Nasty surgeries, organ harvesting, stabbings, and strangulations are the spectacles offered by Corruption in gory detail, especially by the standards of the late sixties. The misogynistic nature of these images and the sexual politics of the film are more startling and memorable than any of the murder scenes or operating tables. In fact, the original one-sheet poster for Corruption warns that “Corruption is not a woman’s picture!”. I can’t for the life of me think of a sleazier film that I have seen Peter Cushing in. As repulsive as Corruption is it does balance the sadism with a strong dose of dramatic justice where we, the viewers, see Rowan and Nolan get just what they deserve when Rowan’s surgical laser goes haywire and kills almost everyone.

Most “shockers” do little more than this adjective would suggest, but Cushing and Lloyd elevate the material with their performances. Few actors were ever as capable as Cushing at bringing a slow descent into madness to the screen (he is the definitive Baron Frankenstein after all). Lloyd is just as good and compliments Cushing’s tendency to internalize by externalizing her character’s mania with wonderfully over the top facial expressions and wild gestures. As a duo it is Cushing who brings dramatic intensity to the film while Lloyd lends it energy and volume.

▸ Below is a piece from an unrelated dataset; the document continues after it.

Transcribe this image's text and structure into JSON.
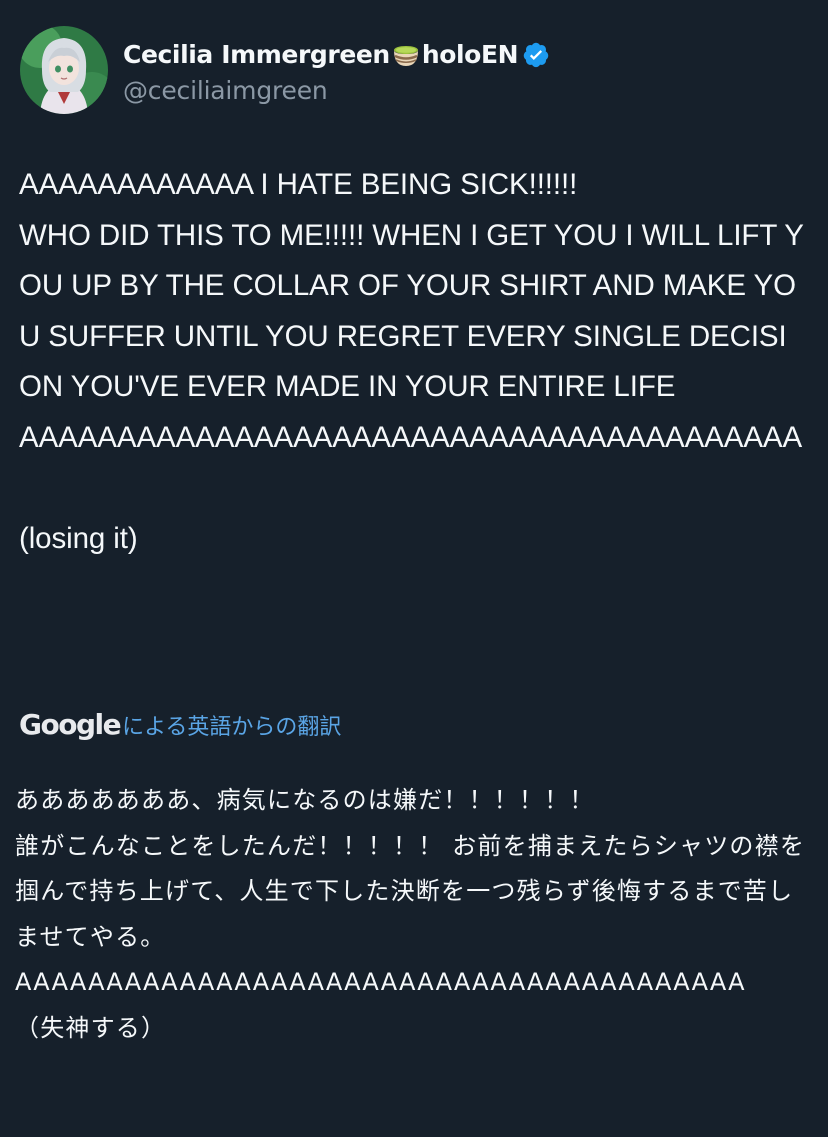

Obviously a film like Corruption isn’t going to be for everyone. Though, in my opinion, it is often as fun as it is icky. I just wish that Mr. Hartford-Davis’ direction had been a little more stylized. Prior to Corruption he had directed almost exclusively “hot topic” pictures about teenagers gone bad. Working in the horror or thriller genre his workman-like approach to directing leaves some of the films feeling flat. On occasion he seems to flirt a little with either the Hammer Horror house style or the more expressionistic stylings of Mario Bava to no great effect.